Four reasons to work for Stripe (besides the huge salary)

If you’re thinking about applying for a job at Stripe, there’s probably one reason that’s at the forefront of your mind: their mouth-watering pay. While that’s as good a reason as any, the huge salary isn’t Stripe’s only selling point to employees.

In their recent annual letter, Stripe founders Patrick and John Collison provided insight into how the company has changed over the past year and its plans for the future. They also sell a lot of the joy of working for Stripe in the process.

You will work with innovative startups

The Collison brothers say “more than 100 companies now handle more than $1 billion in payments with Stripe each year,” and that number has grown rapidly since 2018. These aren’t small companies either, some of the fastest growing and most exciting companies like OpenAI and MidJourney.

This does not always mean simply providing services for them. As for OpenAI, Stripe is working with its customers to create Chat-GPT 4 Stripe Docs, an automated fraud prevention platform.

With its US headquarters based in San Francisco, Stripe also says the city is still the place to be. “63% of the new outbreaks we saw in the San Francisco Bay Area were based in the city of San Francisco itself.”

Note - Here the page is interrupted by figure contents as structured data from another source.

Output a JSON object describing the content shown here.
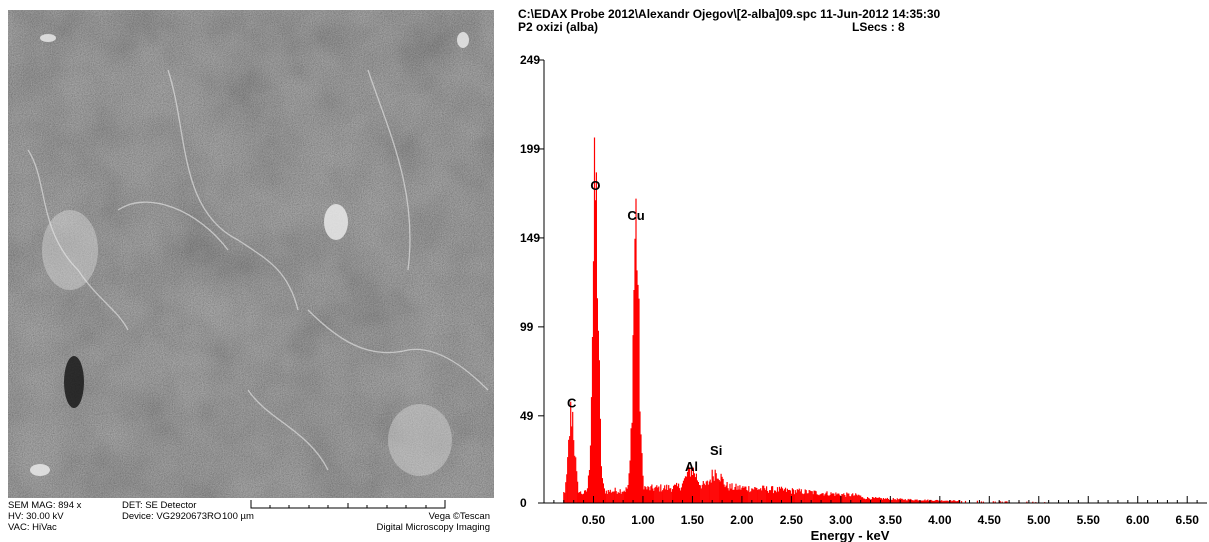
{
  "sem": {
    "mag": "SEM MAG: 894 x",
    "hv": "HV:  30.00 kV",
    "vac": "VAC: HiVac",
    "det": "DET: SE Detector",
    "device": "Device: VG2920673RO",
    "scale": "100 µm",
    "brand": "Vega ©Tescan",
    "brand_sub": "Digital Microscopy Imaging"
  },
  "spectrum": {
    "path_line": "C:\\EDAX Probe 2012\\Alexandr Ojegov\\[2-alba]09.spc  11-Jun-2012 14:35:30",
    "sample": "P2 oxizi (alba)",
    "lsecs": "LSecs :  8"
  },
  "chart_data": {
    "type": "bar",
    "xlabel": "Energy - keV",
    "ylabel": "",
    "xlim": [
      0,
      6.7
    ],
    "ylim": [
      0,
      249
    ],
    "yticks": [
      0,
      49,
      99,
      149,
      199,
      249
    ],
    "xticks": [
      "0.50",
      "1.00",
      "1.50",
      "2.00",
      "2.50",
      "3.00",
      "3.50",
      "4.00",
      "4.50",
      "5.00",
      "5.50",
      "6.00",
      "6.50"
    ],
    "bar_color": "#ff0000",
    "peaks": [
      {
        "label": "C",
        "energy": 0.28,
        "counts": 47
      },
      {
        "label": "O",
        "energy": 0.52,
        "counts": 168
      },
      {
        "label": "Cu",
        "energy": 0.93,
        "counts": 150
      },
      {
        "label": "Al",
        "energy": 1.49,
        "counts": 10
      },
      {
        "label": "Si",
        "energy": 1.74,
        "counts": 9
      }
    ]
  }
}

You will benefit from unconventional work practices

It’s a corporate trope to say that every day is different, but Stripe says the same thing. The culture there has been described as “choose your own adventure”, and employees seem to have opportunities to work with robust alternatives to the norm.

These include these Chat-GPT 4 Stripe documents. Stripe reportedly asked 100 employees to do something highly unusual: “Quit their jobs and instead imagine features and functionality for the payment platform using the GPT-4 model.” Exciting times.

You want to be in a place that seems to love products

Facebook may fall in love with product managers, but if you’re an aspiring product professional, the opportunity to work at Stripe is an opportunity to feel special again.

Last year, Stripe introduced all kinds of new products, and as part of a “product strategy shift,” it aims to “accelerate product development for startups by providing scaffolding and hosted user interfaces to manage revenue.”

The founders are particularly excited about Stripe’s “dozens of UI tweaks and cross-device optimizations” in its checkout product suite.

Stripe also appears to be pretty in UX. Of the 13 unique product manager roles available at Stripe in the US, UX product managers are able to earn the highest possible salary for a product manager: up to $308.3k. Other divisions like their new financial product team are also hiring for UX-focused product people.

You will be somewhere that is above AI

With OpenAI as Stripe’s shiniest client, the AI ​​implementation is impressive. The Collison brothers say “Stripe now comprises more than 50 million lines of code.” For the distributed test system, “every change is verified within 15 minutes by running a battery of tests that would take 50 days to run on a single CPU.”